#SwitchForNature: Earth Hour 2021

Every year hundreds of millions of people around the world in more than 7,000 cities in over 190 countries take part by switching off power for 60 minutes as a symbolic gesture of solidarity to show they care about our planet’s future.

This year, Earth Hour is at 8.30pm local time Saturday 27 March. Around the continent, Australians will gather without electricity, to make the #SwitchforNature. Thousands of people will demonstrate their support for the switch to a renewables-based economy for Australia.

Individual actions can benefit our planet, while symbolically demonstrating support for a renewable future for our country, and for the world.

See https://www.earthhour.org

Earth Hour started in Sydney in 2007, and has since spread around the globe. Central to Earth Hour is advocacy for increasing renewable sources of energy. There are many advantages to using renewable energy sources.

Renewables (solar, wind and hydro) now comprise a quarter of the mix in the National Electricity Market. In 2023, it is likely that renewables will pass black coal to become the largest electricity source.

Solar and wind energy are already huge industries globally, and employ 27,000 people in Australia. This reflects a doubling in just three years. And solar and wind electricity in Australia already costs less than electricity from new coal and gas plants.

A recent study has demonstrated that solar and wind plants built between 2018 and 2025 would add 70,000 gigawatt hours of new electricity supply – equivalent to more than a third of what is currently used across the national grid each year.

This would mean that five of Australia’s remaining 16 coal power plants could be financially unviable by 2025. The study estimates that renewable energy could make up 40% to 50% of electricity by 2025. It would force output from coal and gas-fired power stations to fall by an amount between 28% and 78% respectively over the seven years.

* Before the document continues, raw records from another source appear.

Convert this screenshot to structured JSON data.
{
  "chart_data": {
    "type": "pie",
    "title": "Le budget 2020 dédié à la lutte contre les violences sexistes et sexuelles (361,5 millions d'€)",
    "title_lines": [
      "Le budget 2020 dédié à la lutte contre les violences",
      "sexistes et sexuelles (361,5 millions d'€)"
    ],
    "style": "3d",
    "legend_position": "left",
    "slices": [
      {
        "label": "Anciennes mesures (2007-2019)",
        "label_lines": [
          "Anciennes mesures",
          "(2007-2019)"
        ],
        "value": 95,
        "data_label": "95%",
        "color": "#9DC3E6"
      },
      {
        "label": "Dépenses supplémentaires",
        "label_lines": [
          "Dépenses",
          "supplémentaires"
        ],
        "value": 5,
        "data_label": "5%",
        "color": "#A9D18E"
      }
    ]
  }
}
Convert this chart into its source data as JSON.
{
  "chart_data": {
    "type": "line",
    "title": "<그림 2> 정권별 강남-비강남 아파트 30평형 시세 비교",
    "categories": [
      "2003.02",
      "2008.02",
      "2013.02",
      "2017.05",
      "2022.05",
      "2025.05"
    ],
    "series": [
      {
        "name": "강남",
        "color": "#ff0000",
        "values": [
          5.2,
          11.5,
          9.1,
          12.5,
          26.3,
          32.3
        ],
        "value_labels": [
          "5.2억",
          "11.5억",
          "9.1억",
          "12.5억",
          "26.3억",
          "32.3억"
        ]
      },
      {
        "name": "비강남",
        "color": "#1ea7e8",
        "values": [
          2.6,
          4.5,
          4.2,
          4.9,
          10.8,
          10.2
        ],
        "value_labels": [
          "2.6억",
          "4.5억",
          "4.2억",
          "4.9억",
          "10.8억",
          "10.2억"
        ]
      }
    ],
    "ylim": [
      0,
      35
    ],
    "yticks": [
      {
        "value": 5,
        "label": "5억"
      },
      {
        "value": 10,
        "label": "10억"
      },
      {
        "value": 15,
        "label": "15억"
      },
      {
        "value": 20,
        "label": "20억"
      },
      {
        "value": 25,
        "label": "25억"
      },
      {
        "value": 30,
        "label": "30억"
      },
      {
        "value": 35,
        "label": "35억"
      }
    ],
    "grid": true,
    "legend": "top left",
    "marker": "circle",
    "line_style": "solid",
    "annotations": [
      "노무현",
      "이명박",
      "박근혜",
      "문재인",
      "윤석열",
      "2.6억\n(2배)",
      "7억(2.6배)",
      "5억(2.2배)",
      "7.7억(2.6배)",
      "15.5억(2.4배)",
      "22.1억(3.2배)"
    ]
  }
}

Closing these plants would make a good contribution to reducing Australia’s greenhouse emissions. It would also be likely to push down the average wholesale electricity price to 2015 levels. Revenue at coal and gas-fired plants would be hit on two fronts: they would not be able to sell as much electricity, and the price of the electricity would be lower.

The raw materials needed for renewable energy are abundant and won’t run out. A solar panel needs silicon, a glass cover, plastic, an aluminium panel frame, copper and aluminium electrical conductors and small amounts of other common materials. These materials are what our world is made of. Recycling panel materials at the end of their life adds only slightly to larger existing recycling streams.

And nearly three-quarters of the global population lives in the planet’s sunbelt (lower than 35 degrees of latitude). This includes most developing countries, where most of the growth in energy consumption and greenhouse emissions is located.

Finally, renewables are much safer. Solar panel accidents pale in comparison to spilled radioactive material (like Fukushima or Chernobyl), an oil disaster (like BP’s Deepwater Horizon), or a coal mine fire (like Hazelwood in Victoria). Wind and solar electricity eliminates oil imports, oil-related warfare, fracking for gas, strip mining for coal, smokestacks, car exhausts and smog.

So let’s make the #SwitchForNature, and let’s make it start now!